大量データ時代のあらゆるIoTデバイスへ搭載
15年ほど前から大野教授の元でスピントロニクスを学び、半導体集積回路への活用を研究してきた遠藤教授。2013年に発足した東北大学の「国際集積エレクトロニクス研究開発センター(CIES)」でセンター長に就任し、民間企業と連携して共同研究を進めてきた。「民間企業とのネットワークができ、この技術が基礎研究にとどまらず、市場まで見えてきた」と2018年、遠藤教授の国家プロジェクトの研究でプログラムマネージャーを務めていた 政岡 徹 氏を代表に迎え「パワースピン」を設立した。

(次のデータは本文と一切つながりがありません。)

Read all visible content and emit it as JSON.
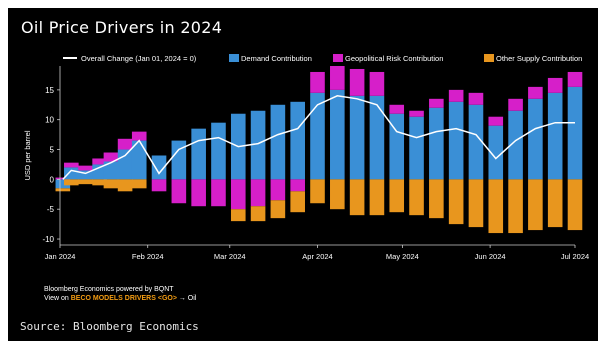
{
  "page": {
    "title": "Oil Price Drivers in 2024",
    "footer_line1": "Bloomberg Economics powered by BQNT",
    "footer_line2_prefix": "View on ",
    "footer_line2_highlight": "BECO MODELS DRIVERS <GO>",
    "footer_line2_suffix": " → Oil",
    "source": "Source: Bloomberg Economics"
  },
  "colors": {
    "background": "#000000",
    "demand": "#3a8fd6",
    "geopolitical": "#d61fc9",
    "other_supply": "#e8961e",
    "overall": "#ffffff"
  },
  "chart_data": {
    "type": "bar",
    "stacked": true,
    "title": "Oil Price Drivers in 2024",
    "ylabel": "USD per barrel",
    "xlabel": "",
    "ylim": [
      -11,
      19
    ],
    "yticks": [
      -10,
      -5,
      0,
      5,
      10,
      15
    ],
    "xtick_labels": [
      "Jan 2024",
      "Feb 2024",
      "Mar 2024",
      "Apr 2024",
      "May 2024",
      "Jun 2024",
      "Jul 2024"
    ],
    "legend": [
      "Overall Change (Jan 01, 2024 = 0)",
      "Demand Contribution",
      "Geopolitical Risk Contribution",
      "Other Supply Contribution"
    ],
    "legend_position": "top",
    "x": [
      "2024-01-02",
      "2024-01-05",
      "2024-01-10",
      "2024-01-15",
      "2024-01-19",
      "2024-01-24",
      "2024-01-29",
      "2024-02-05",
      "2024-02-12",
      "2024-02-19",
      "2024-02-26",
      "2024-03-04",
      "2024-03-11",
      "2024-03-18",
      "2024-03-25",
      "2024-04-01",
      "2024-04-08",
      "2024-04-15",
      "2024-04-22",
      "2024-04-29",
      "2024-05-06",
      "2024-05-13",
      "2024-05-20",
      "2024-05-27",
      "2024-06-03",
      "2024-06-10",
      "2024-06-17",
      "2024-06-24",
      "2024-07-01"
    ],
    "series": [
      {
        "name": "Demand Contribution",
        "values": [
          -1.5,
          2.0,
          1.5,
          2.5,
          3.0,
          5.0,
          6.5,
          4.0,
          6.5,
          8.5,
          9.5,
          11.0,
          11.5,
          12.5,
          13.0,
          14.5,
          15.0,
          14.0,
          14.0,
          11.0,
          10.5,
          12.0,
          13.0,
          12.5,
          9.0,
          11.5,
          13.5,
          14.5,
          15.5
        ]
      },
      {
        "name": "Geopolitical Risk Contribution",
        "values": [
          0.3,
          0.8,
          0.8,
          1.0,
          1.5,
          1.8,
          1.5,
          -2.0,
          -4.0,
          -4.5,
          -4.5,
          -5.0,
          -4.5,
          -3.5,
          -2.0,
          3.5,
          4.0,
          4.5,
          4.0,
          1.5,
          1.0,
          1.5,
          2.0,
          2.0,
          1.5,
          2.0,
          2.0,
          2.5,
          2.5
        ]
      },
      {
        "name": "Other Supply Contribution",
        "values": [
          -0.5,
          -1.0,
          -0.8,
          -1.0,
          -1.5,
          -2.0,
          -1.5,
          0,
          0,
          0,
          0,
          -2.0,
          -2.5,
          -3.0,
          -3.5,
          -4.0,
          -5.0,
          -6.0,
          -6.0,
          -5.5,
          -6.0,
          -6.5,
          -7.5,
          -8.0,
          -9.0,
          -9.0,
          -8.5,
          -8.0,
          -8.5
        ]
      }
    ],
    "overall_change": [
      0.0,
      1.5,
      1.0,
      2.0,
      2.8,
      4.0,
      6.5,
      1.0,
      5.0,
      6.5,
      7.0,
      5.5,
      6.0,
      7.5,
      8.5,
      12.5,
      14.0,
      13.5,
      12.5,
      8.0,
      7.0,
      8.0,
      8.5,
      7.5,
      3.5,
      6.5,
      8.5,
      9.5,
      9.5
    ]
  }
}
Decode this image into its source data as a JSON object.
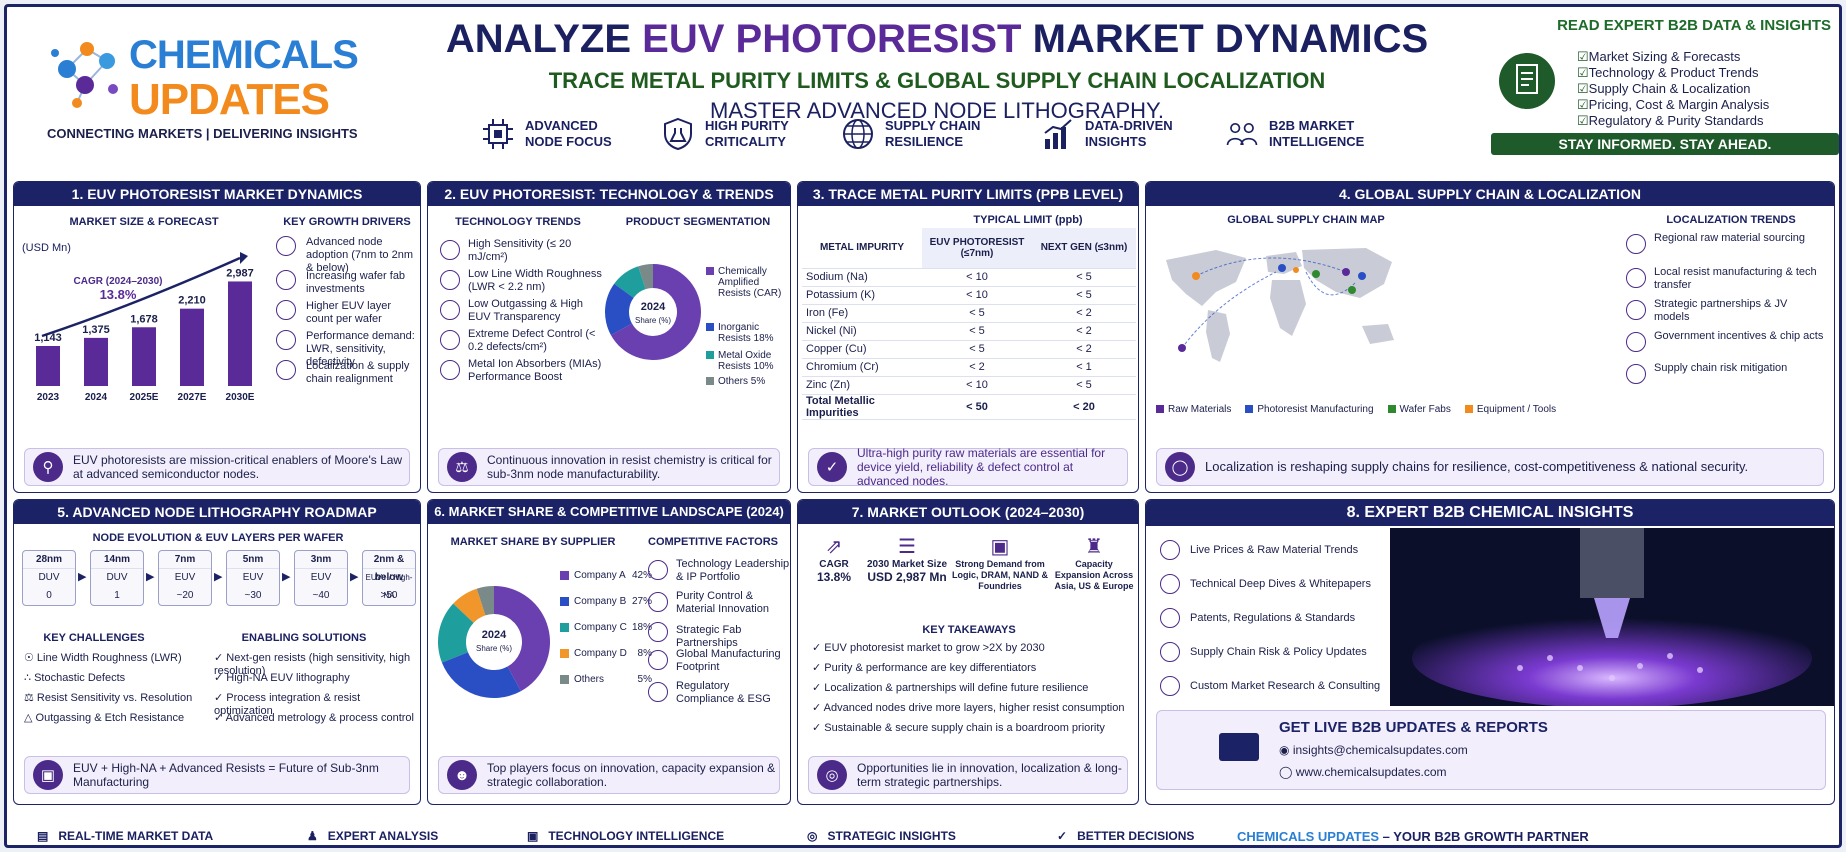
{
  "header": {
    "logo_top": "CHEMICALS",
    "logo_bottom": "UPDATES",
    "logo_tagline": "CONNECTING MARKETS | DELIVERING INSIGHTS",
    "title_a": "ANALYZE ",
    "title_b": "EUV PHOTORESIST",
    "title_c": " MARKET DYNAMICS",
    "subtitle": "TRACE METAL PURITY LIMITS & GLOBAL SUPPLY CHAIN LOCALIZATION",
    "subtitle2": "MASTER ADVANCED NODE LITHOGRAPHY.",
    "features": [
      "ADVANCED NODE FOCUS",
      "HIGH PURITY CRITICALITY",
      "SUPPLY CHAIN RESILIENCE",
      "DATA-DRIVEN INSIGHTS",
      "B2B MARKET INTELLIGENCE"
    ],
    "read_title": "READ EXPERT B2B DATA & INSIGHTS",
    "read_items": [
      "Market Sizing & Forecasts",
      "Technology & Product Trends",
      "Supply Chain & Localization",
      "Pricing, Cost & Margin Analysis",
      "Regulatory & Purity Standards"
    ],
    "read_bar": "STAY INFORMED. STAY AHEAD."
  },
  "p1": {
    "title": "1. EUV PHOTORESIST MARKET DYNAMICS",
    "chart_title": "MARKET SIZE & FORECAST",
    "unit": "(USD Mn)",
    "cagr_label": "CAGR (2024–2030)",
    "cagr": "13.8%",
    "drivers_title": "KEY GROWTH DRIVERS",
    "drivers": [
      "Advanced node adoption (7nm to 2nm & below)",
      "Increasing wafer fab investments",
      "Higher EUV layer count per wafer",
      "Performance demand: LWR, sensitivity, defectivity",
      "Localization & supply chain realignment"
    ],
    "footer": "EUV photoresists are mission-critical enablers of Moore's Law at advanced semiconductor nodes."
  },
  "p2": {
    "title": "2. EUV PHOTORESIST: TECHNOLOGY & TRENDS",
    "trends_title": "TECHNOLOGY TRENDS",
    "seg_title": "PRODUCT SEGMENTATION",
    "trends": [
      "High Sensitivity (≤ 20 mJ/cm²)",
      "Low Line Width Roughness (LWR < 2.2 nm)",
      "Low Outgassing & High EUV Transparency",
      "Extreme Defect Control (< 0.2 defects/cm²)",
      "Metal Ion Absorbers (MIAs) Performance Boost"
    ],
    "donut_center": "2024",
    "donut_sub": "Share (%)",
    "footer": "Continuous innovation in resist chemistry is critical for sub-3nm node manufacturability."
  },
  "p3": {
    "title": "3. TRACE METAL PURITY LIMITS (PPB LEVEL)",
    "typical": "TYPICAL LIMIT (ppb)",
    "col0": "METAL IMPURITY",
    "col1": "EUV PHOTORESIST (≤7nm)",
    "col2": "NEXT GEN (≤3nm)",
    "rows": [
      [
        "Sodium (Na)",
        "< 10",
        "< 5"
      ],
      [
        "Potassium (K)",
        "< 10",
        "< 5"
      ],
      [
        "Iron (Fe)",
        "< 5",
        "< 2"
      ],
      [
        "Nickel (Ni)",
        "< 5",
        "< 2"
      ],
      [
        "Copper (Cu)",
        "< 5",
        "< 2"
      ],
      [
        "Chromium (Cr)",
        "< 2",
        "< 1"
      ],
      [
        "Zinc (Zn)",
        "< 10",
        "< 5"
      ],
      [
        "Total Metallic Impurities",
        "< 50",
        "< 20"
      ]
    ],
    "footer": "Ultra-high purity raw materials are essential for device yield, reliability & defect control at advanced nodes."
  },
  "p4": {
    "title": "4. GLOBAL SUPPLY CHAIN & LOCALIZATION",
    "map_title": "GLOBAL SUPPLY CHAIN MAP",
    "trends_title": "LOCALIZATION TRENDS",
    "trends": [
      "Regional raw material sourcing",
      "Local resist manufacturing & tech transfer",
      "Strategic partnerships & JV models",
      "Government incentives & chip acts",
      "Supply chain risk mitigation"
    ],
    "legend": [
      "Raw Materials",
      "Photoresist Manufacturing",
      "Wafer Fabs",
      "Equipment / Tools"
    ],
    "legend_colors": [
      "#5b2a99",
      "#2a4fc4",
      "#2f8a2f",
      "#f28a1e"
    ],
    "footer": "Localization is reshaping supply chains for resilience, cost-competitiveness & national security."
  },
  "p5": {
    "title": "5. ADVANCED NODE LITHOGRAPHY ROADMAP",
    "sub": "NODE EVOLUTION & EUV LAYERS PER WAFER",
    "nodes": [
      [
        "28nm",
        "DUV",
        "0"
      ],
      [
        "14nm",
        "DUV",
        "1"
      ],
      [
        "7nm",
        "EUV",
        "~20"
      ],
      [
        "5nm",
        "EUV",
        "~30"
      ],
      [
        "3nm",
        "EUV",
        "~40"
      ],
      [
        "2nm & below",
        "EUV+ / High-NA",
        ">50"
      ]
    ],
    "ch_title": "KEY CHALLENGES",
    "ch": [
      "Line Width Roughness (LWR)",
      "Stochastic Defects",
      "Resist Sensitivity vs. Resolution",
      "Outgassing & Etch Resistance"
    ],
    "es_title": "ENABLING SOLUTIONS",
    "es": [
      "Next-gen resists (high sensitivity, high resolution)",
      "High-NA EUV lithography",
      "Process integration & resist optimization",
      "Advanced metrology & process control"
    ],
    "footer": "EUV + High-NA + Advanced Resists = Future of Sub-3nm Manufacturing"
  },
  "p6": {
    "title": "6. MARKET SHARE & COMPETITIVE LANDSCAPE (2024)",
    "sub": "MARKET SHARE BY SUPPLIER",
    "cf_title": "COMPETITIVE FACTORS",
    "cf": [
      "Technology Leadership & IP Portfolio",
      "Purity Control & Material Innovation",
      "Strategic Fab Partnerships",
      "Global Manufacturing Footprint",
      "Regulatory Compliance & ESG"
    ],
    "donut_center": "2024",
    "donut_sub": "Share (%)",
    "footer": "Top players focus on innovation, capacity expansion & strategic collaboration."
  },
  "p7": {
    "title": "7. MARKET OUTLOOK (2024–2030)",
    "kpis": [
      [
        "CAGR",
        "13.8%"
      ],
      [
        "2030 Market Size",
        "USD 2,987 Mn"
      ],
      [
        "Strong Demand from Logic, DRAM, NAND & Foundries",
        ""
      ],
      [
        "Capacity Expansion Across Asia, US & Europe",
        ""
      ]
    ],
    "kt_title": "KEY TAKEAWAYS",
    "kt": [
      "EUV photoresist market to grow >2X by 2030",
      "Purity & performance are key differentiators",
      "Localization & partnerships will define future resilience",
      "Advanced nodes drive more layers, higher resist consumption",
      "Sustainable & secure supply chain is a boardroom priority"
    ],
    "footer": "Opportunities lie in innovation, localization & long-term strategic partnerships."
  },
  "p8": {
    "title": "8. EXPERT B2B CHEMICAL INSIGHTS",
    "items": [
      "Live Prices & Raw Material Trends",
      "Technical Deep Dives & Whitepapers",
      "Patents, Regulations & Standards",
      "Supply Chain Risk & Policy Updates",
      "Custom Market Research & Consulting"
    ],
    "cta": "GET LIVE B2B UPDATES & REPORTS",
    "email": "insights@chemicalsupdates.com",
    "web": "www.chemicalsupdates.com"
  },
  "bottom": {
    "items": [
      "REAL-TIME MARKET DATA",
      "EXPERT ANALYSIS",
      "TECHNOLOGY INTELLIGENCE",
      "STRATEGIC INSIGHTS",
      "BETTER DECISIONS"
    ],
    "brand_a": "CHEMICALS UPDATES",
    "brand_b": " – YOUR B2B GROWTH PARTNER"
  },
  "chart_data": [
    {
      "type": "bar",
      "title": "MARKET SIZE & FORECAST",
      "ylabel": "(USD Mn)",
      "categories": [
        "2023",
        "2024",
        "2025E",
        "2027E",
        "2030E"
      ],
      "values": [
        1143,
        1375,
        1678,
        2210,
        2987
      ],
      "value_labels": [
        "1,143",
        "1,375",
        "1,678",
        "2,210",
        "2,987"
      ],
      "ylim": [
        0,
        3200
      ],
      "color": "#5b2a99"
    },
    {
      "type": "pie",
      "title": "PRODUCT SEGMENTATION",
      "categories": [
        "Chemically Amplified Resists (CAR)",
        "Inorganic Resists",
        "Metal Oxide Resists",
        "Others"
      ],
      "values": [
        67,
        18,
        10,
        5
      ],
      "labels": [
        "Chemically Amplified Resists (CAR)",
        "Inorganic Resists 18%",
        "Metal Oxide Resists 10%",
        "Others 5%"
      ],
      "colors": [
        "#6a3fb0",
        "#2a4fc4",
        "#1f9e9e",
        "#7a8a88"
      ]
    },
    {
      "type": "pie",
      "title": "MARKET SHARE BY SUPPLIER",
      "categories": [
        "Company A",
        "Company B",
        "Company C",
        "Company D",
        "Others"
      ],
      "values": [
        42,
        27,
        18,
        8,
        5
      ],
      "labels": [
        "42%",
        "27%",
        "18%",
        "8%",
        "5%"
      ],
      "colors": [
        "#6a3fb0",
        "#2a4fc4",
        "#1f9e9e",
        "#f0962a",
        "#7a8a88"
      ]
    }
  ]
}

事業ではスピントロニクス技術を用いたメモリの開発・設計や、IoTデバイスやAIプロセッサの試作、ライセンシングやコンサルティングを展開している。JAXAのはやぶさ3に搭載するプロセッサーの開発や、車の自動運行システム、AIやロボットなど、あらゆるIoTシステムを支える半導体集積回路としての事業展開が進みつつある。
「日本発、東北発の半導体分野の起死回生になる」
世界のあらゆるデジタル機器が既存のシリコンの半導体集積回路からスピントロニクスを用いたスピントロニクス/CMOSハイブリッド半導体集積回路に置き換われば、これらの技術の知財やIPを多くの企業へライセンスする事で、次のエレクトロニクス時代の「世界を制する」基盤技術になる。遠藤教授は「エレクトロニクスの根幹中の根幹の技術で、技術プラットフォームが変わるのは30〜40年に一回。そのゲームチェンジのフェーズが来ていて、長くその一翼を担ってきたこのチームが一番いい果実を刈り取りたい。そうすれば、日本のエレクトロニクスはまだまだ元気でいられるはず」と語る。

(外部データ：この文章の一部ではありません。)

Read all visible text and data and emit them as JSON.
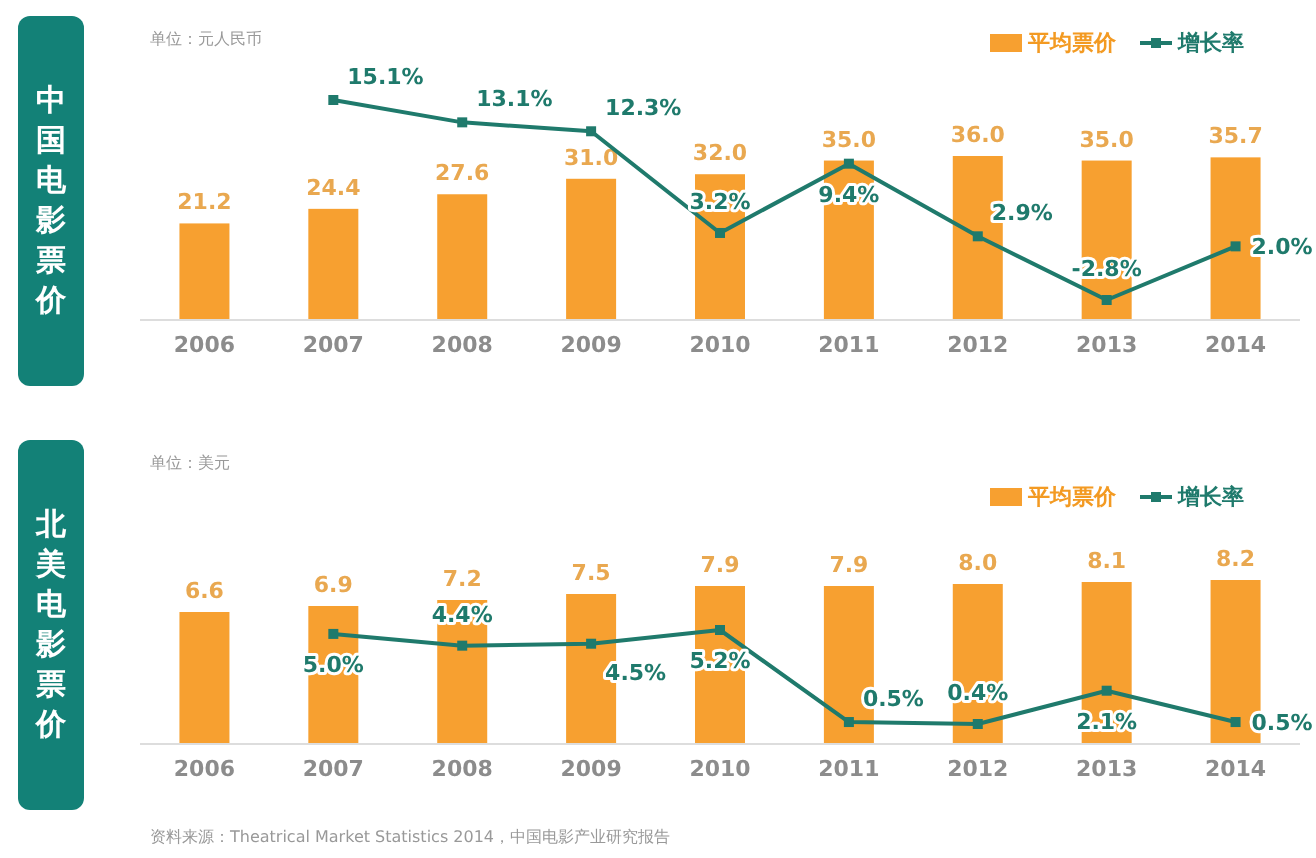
{
  "chart_data": [
    {
      "type": "bar",
      "title": "中国电影票价",
      "subtitle": "单位：元人民币",
      "legend": "top right",
      "categories": [
        "2006",
        "2007",
        "2008",
        "2009",
        "2010",
        "2011",
        "2012",
        "2013",
        "2014"
      ],
      "series": [
        {
          "name": "平均票价",
          "type": "bar",
          "color": "#f7a030",
          "values": [
            21.2,
            24.4,
            27.6,
            31.0,
            32.0,
            35.0,
            36.0,
            35.0,
            35.7
          ],
          "value_labels": [
            "21.2",
            "24.4",
            "27.6",
            "31.0",
            "32.0",
            "35.0",
            "36.0",
            "35.0",
            "35.7"
          ]
        },
        {
          "name": "增长率",
          "type": "line",
          "axis": "y2",
          "color": "#1f7a6c",
          "marker": "square",
          "values": [
            null,
            15.1,
            13.1,
            12.3,
            3.2,
            9.4,
            2.9,
            -2.8,
            2.0
          ],
          "value_labels": [
            null,
            "15.1%",
            "13.1%",
            "12.3%",
            "3.2%",
            "9.4%",
            "2.9%",
            "-2.8%",
            "2.0%"
          ]
        }
      ]
    },
    {
      "type": "bar",
      "title": "北美电影票价",
      "subtitle": "单位：美元",
      "legend": "top right",
      "categories": [
        "2006",
        "2007",
        "2008",
        "2009",
        "2010",
        "2011",
        "2012",
        "2013",
        "2014"
      ],
      "series": [
        {
          "name": "平均票价",
          "type": "bar",
          "color": "#f7a030",
          "values": [
            6.6,
            6.9,
            7.2,
            7.5,
            7.9,
            7.9,
            8.0,
            8.1,
            8.2
          ],
          "value_labels": [
            "6.6",
            "6.9",
            "7.2",
            "7.5",
            "7.9",
            "7.9",
            "8.0",
            "8.1",
            "8.2"
          ]
        },
        {
          "name": "增长率",
          "type": "line",
          "axis": "y2",
          "color": "#1f7a6c",
          "marker": "square",
          "values": [
            null,
            5.0,
            4.4,
            4.5,
            5.2,
            0.5,
            0.4,
            2.1,
            0.5
          ],
          "value_labels": [
            null,
            "5.0%",
            "4.4%",
            "4.5%",
            "5.2%",
            "0.5%",
            "0.4%",
            "2.1%",
            "0.5%"
          ]
        }
      ],
      "annotations": [
        "资料来源：Theatrical Market Statistics 2014，中国电影产业研究报告"
      ]
    }
  ]
}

政岡代表は「半導体の世界に長くいて、日本の半導体が振るわない中、遠藤先生と研究に取り組んできた。うまくいけば日本発、東北大発の、半導体分野の起死回生になる。現実になりつつある夢を経営の立場から強力に支援し、実現したいと考えている。」と期待を込める。

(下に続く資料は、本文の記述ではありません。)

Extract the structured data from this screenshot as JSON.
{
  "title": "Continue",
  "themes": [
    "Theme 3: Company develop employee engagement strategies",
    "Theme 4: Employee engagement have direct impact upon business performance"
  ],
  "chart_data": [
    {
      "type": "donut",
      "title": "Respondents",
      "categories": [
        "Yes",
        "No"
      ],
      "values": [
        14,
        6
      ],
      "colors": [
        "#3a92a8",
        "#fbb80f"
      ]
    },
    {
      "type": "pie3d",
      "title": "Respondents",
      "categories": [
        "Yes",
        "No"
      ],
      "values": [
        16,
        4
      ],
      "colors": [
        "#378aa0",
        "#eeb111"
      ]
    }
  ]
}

遠藤代表はこの技術が世界に浸透した未来を描き、「大学の産学連携でこれくらい大きなことができるんだよ、と示したい。事業をうまく軌道に乗せたら、社会貢献として東北大学の教員や学生のスタートアップへのサポートや大学の産学連携の高度化に貢献し、起業のエコシステムを学内で作っていけたら」と、大学発スタートアップを応援する意欲も滲ませた。